Lizzie: Would you recommend this pathway to publishing to other authors getting started?
Carol: I would, as long as people know what they are getting into. There are lots ways of getting support for your self-publishing project but, unless you are part of a co-operative with a suitable range of skills, it could cost a certain amount of money. You need a decent lay-out and a cover that grabs the reader’s attention. Above all, you need to be well-edited, both for typos but also for pace and continuity. I’ve read hundreds of traditionally published books with numerous errors but if you’re self-published many people will pounce on the smallest mistake, magnify it and say, ‘Well it’s self-published, what do you expect?’ The hardest thing is still promotion and that’s a never-ending battle, but again it’s the same for the mid-list, traditionally published author.
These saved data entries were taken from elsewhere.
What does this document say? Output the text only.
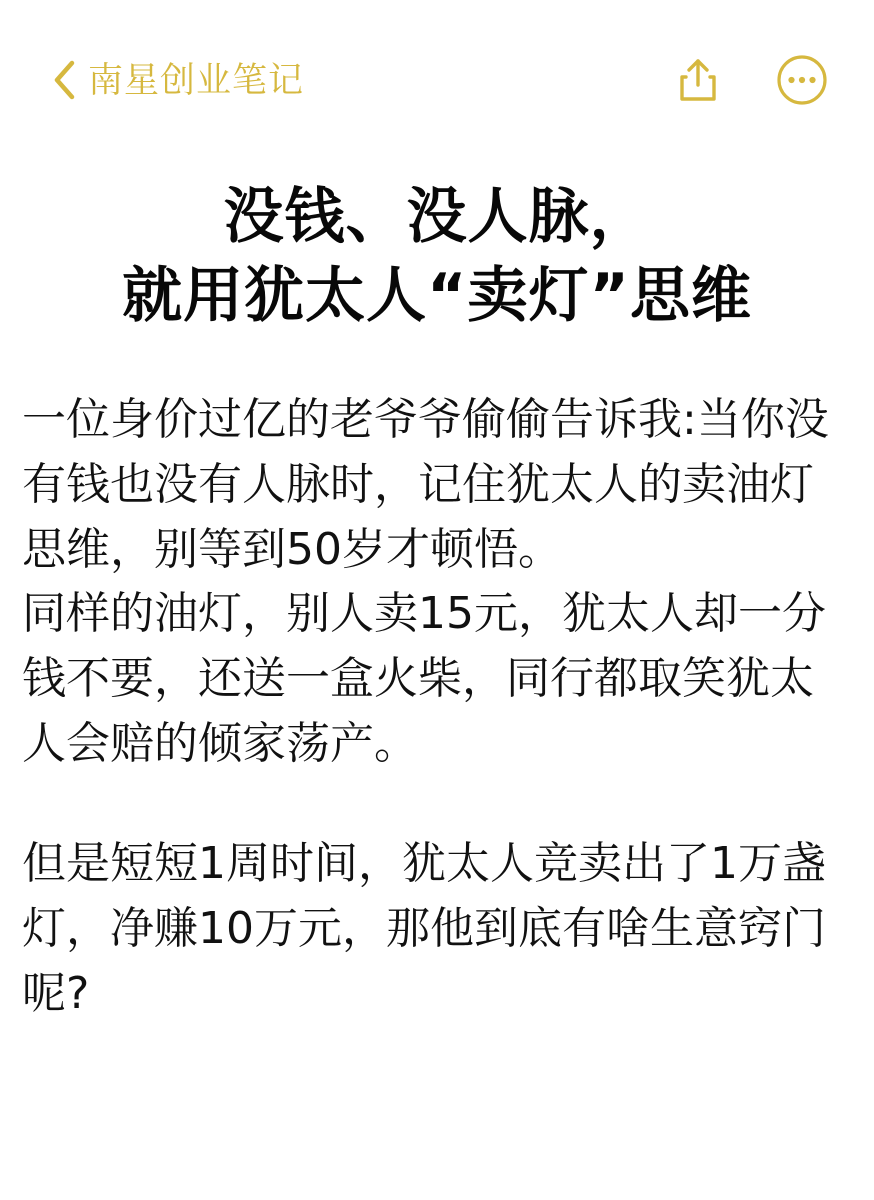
南星创业笔记
没钱、没人脉，
就用犹太人“卖灯”思维

一位身价过亿的老爷爷偷偷告诉我:当你没有钱也没有人脉时，记住犹太人的卖油灯思维，别等到50岁才顿悟。

同样的油灯，别人卖15元，犹太人却一分钱不要，还送一盒火柴，同行都取笑犹太人会赔的倾家荡产。

但是短短1周时间，犹太人竞卖出了1万盏灯，净赚10万元，那他到底有啥生意窍门呢?
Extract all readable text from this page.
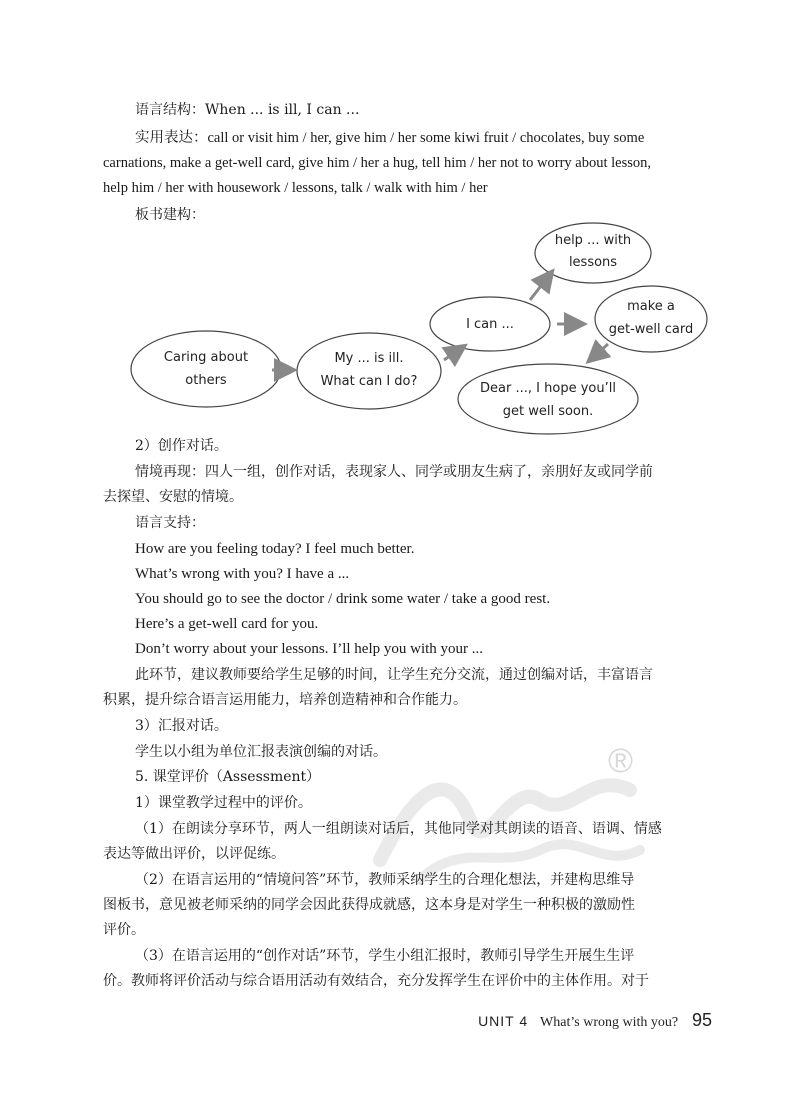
语言结构：When ... is ill, I can ...

实用表达：call or visit him / her, give him / her some kiwi fruit / chocolates, buy some

carnations, make a get-well card, give him / her a hug, tell him / her not to worry about lesson,

help him / her with housework / lessons, talk / walk with him / her

板书建构：

Caring about
others
My ... is ill.
What can I do?
I can ...
help ... with
lessons
make a
get-well card
Dear ..., I hope you’ll
get well soon.

2）创作对话。

情境再现：四人一组，创作对话，表现家人、同学或朋友生病了，亲朋好友或同学前

去探望、安慰的情境。

语言支持：

How are you feeling today? I feel much better.

What’s wrong with you? I have a ...

You should go to see the doctor / drink some water / take a good rest.

Here’s a get-well card for you.

Don’t worry about your lessons. I’ll help you with your ...

此环节，建议教师要给学生足够的时间，让学生充分交流，通过创编对话，丰富语言

积累，提升综合语言运用能力，培养创造精神和合作能力。

3）汇报对话。

学生以小组为单位汇报表演创编的对话。

5. 课堂评价（Assessment）

1）课堂教学过程中的评价。

（1）在朗读分享环节，两人一组朗读对话后，其他同学对其朗读的语音、语调、情感

表达等做出评价，以评促练。

（2）在语言运用的“情境问答”环节，教师采纳学生的合理化想法，并建构思维导

图板书，意见被老师采纳的同学会因此获得成就感，这本身是对学生一种积极的激励性

评价。

（3）在语言运用的“创作对话”环节，学生小组汇报时，教师引导学生开展生生评

价。教师将评价活动与综合语用活动有效结合，充分发挥学生在评价中的主体作用。对于

®
UNIT 4 What’s wrong with you? 95
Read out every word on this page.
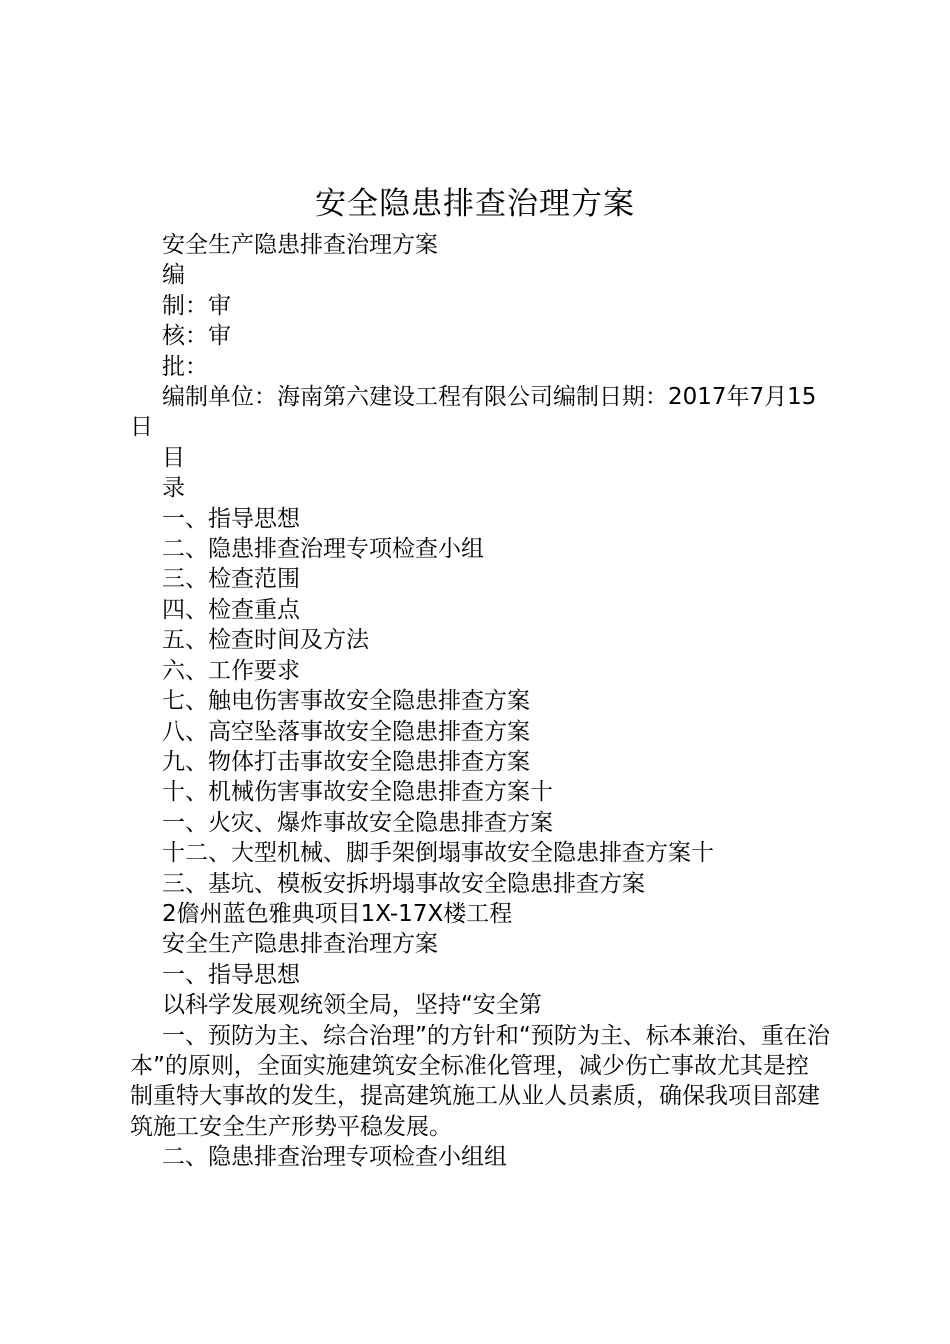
安全隐患排查治理方案

安全生产隐患排查治理方案

编

制：审

核：审

批：

编制单位：海南第六建设工程有限公司编制日期：2017年7月15日

目

录

一、指导思想

二、隐患排查治理专项检查小组

三、检查范围

四、检查重点

五、检查时间及方法

六、工作要求

七、触电伤害事故安全隐患排查方案

八、高空坠落事故安全隐患排查方案

九、物体打击事故安全隐患排查方案

十、机械伤害事故安全隐患排查方案十

一、火灾、爆炸事故安全隐患排查方案

十二、大型机械、脚手架倒塌事故安全隐患排查方案十

三、基坑、模板安拆坍塌事故安全隐患排查方案

2儋州蓝色雅典项目1X-17X楼工程

安全生产隐患排查治理方案

一、指导思想

以科学发展观统领全局，坚持“安全第

一、预防为主、综合治理”的方针和“预防为主、标本兼治、重在治本”的原则，全面实施建筑安全标准化管理，减少伤亡事故尤其是控制重特大事故的发生，提高建筑施工从业人员素质，确保我项目部建筑施工安全生产形势平稳发展。

二、隐患排查治理专项检查小组组
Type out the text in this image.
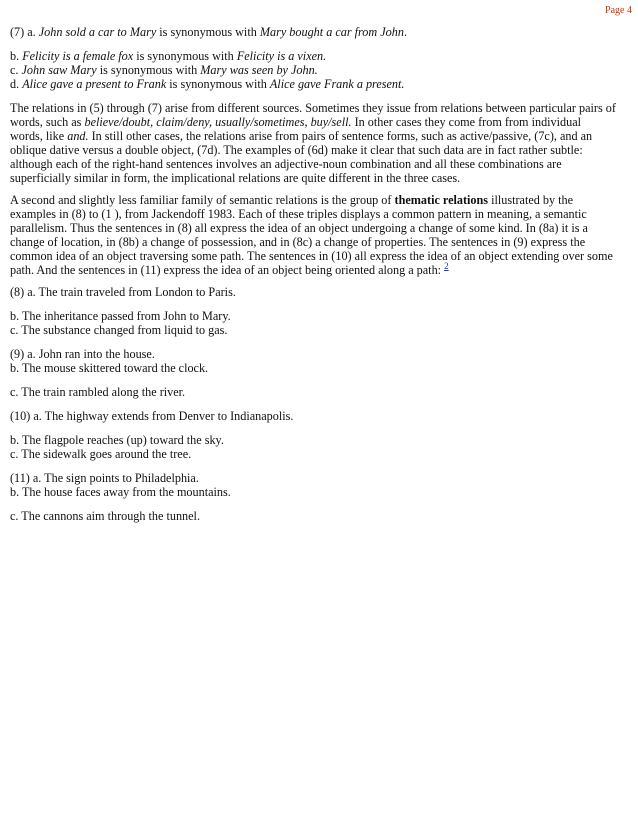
Page 4
(7) a. John sold a car to Mary is synonymous with Mary bought a car from John.
b. Felicity is a female fox is synonymous with Felicity is a vixen.
c. John saw Mary is synonymous with Mary was seen by John.
d. Alice gave a present to Frank is synonymous with Alice gave Frank a present.
The relations in (5) through (7) arise from different sources. Sometimes they issue from relations between particular pairs of
words, such as believe/doubt, claim/deny, usually/sometimes, buy/sell. In other cases they come from from individual
words, like and. In still other cases, the relations arise from pairs of sentence forms, such as active/passive, (7c), and an
oblique dative versus a double object, (7d). The examples of (6d) make it clear that such data are in fact rather subtle:
although each of the right-hand sentences involves an adjective-noun combination and all these combinations are
superficially similar in form, the implicational relations are quite different in the three cases.
A second and slightly less familiar family of semantic relations is the group of thematic relations illustrated by the
examples in (8) to (1 ), from Jackendoff 1983. Each of these triples displays a common pattern in meaning, a semantic
parallelism. Thus the sentences in (8) all express the idea of an object undergoing a change of some kind. In (8a) it is a
change of location, in (8b) a change of possession, and in (8c) a change of properties. The sentences in (9) express the
common idea of an object traversing some path. The sentences in (10) all express the idea of an object extending over some
path. And the sentences in (11) express the idea of an object being oriented along a path: $^2$
(8) a. The train traveled from London to Paris.
b. The inheritance passed from John to Mary.
c. The substance changed from liquid to gas.
(9) a. John ran into the house.
b. The mouse skittered toward the clock.
c. The train rambled along the river.
(10) a. The highway extends from Denver to Indianapolis.
b. The flagpole reaches (up) toward the sky.
c. The sidewalk goes around the tree.
(11) a. The sign points to Philadelphia.
b. The house faces away from the mountains.
c. The cannons aim through the tunnel.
Indie publishing my books has taken me to lots of exciting places, including being part of the first Indie panel at Crimefest. If any author wants to take control of the future of their own books and is realistic to the need for hard work, I’d say, ‘Go for it.’

Lizzie: So what’s next, Carol? 
Carol: In March 2018, you and I and the organisers of Portsmouth Bookfest have our first Mystery Fest Day at Portsmouth Central Library. There is still a lot of organisation to do and emails to send and, as I’m
Participating Moderator for the History Mystery Panel, it would be a good plan if I could publish my first Victorian Murder Mystery,
Strangers and Angels. It’s set just before Christmas, so I need to get it out by
December, even though I know it’s late for the Christmas market this year. I’m really excited about this book, which is set in a real place, the naval town of Gosport, and is centred around a real event, in 1850 two ships full of Turkish sailors came from the Ottoman Empire on a training mission. Many of the sailors died from cholera or accidents and, to honour them, Gosport has a very rare Muslim naval burial place within the Naval graveyard. Of course, being a crime writer, I had to take the poshest street in Gosport, The Crescent, and endow it with a Turkish sailor, a rebellious lady’s maid and a dead body.

I’m looking forward to writing the next Victorian Mystery in the series, although all I know at the moment is that it involves a spectral horseman and mesmerism.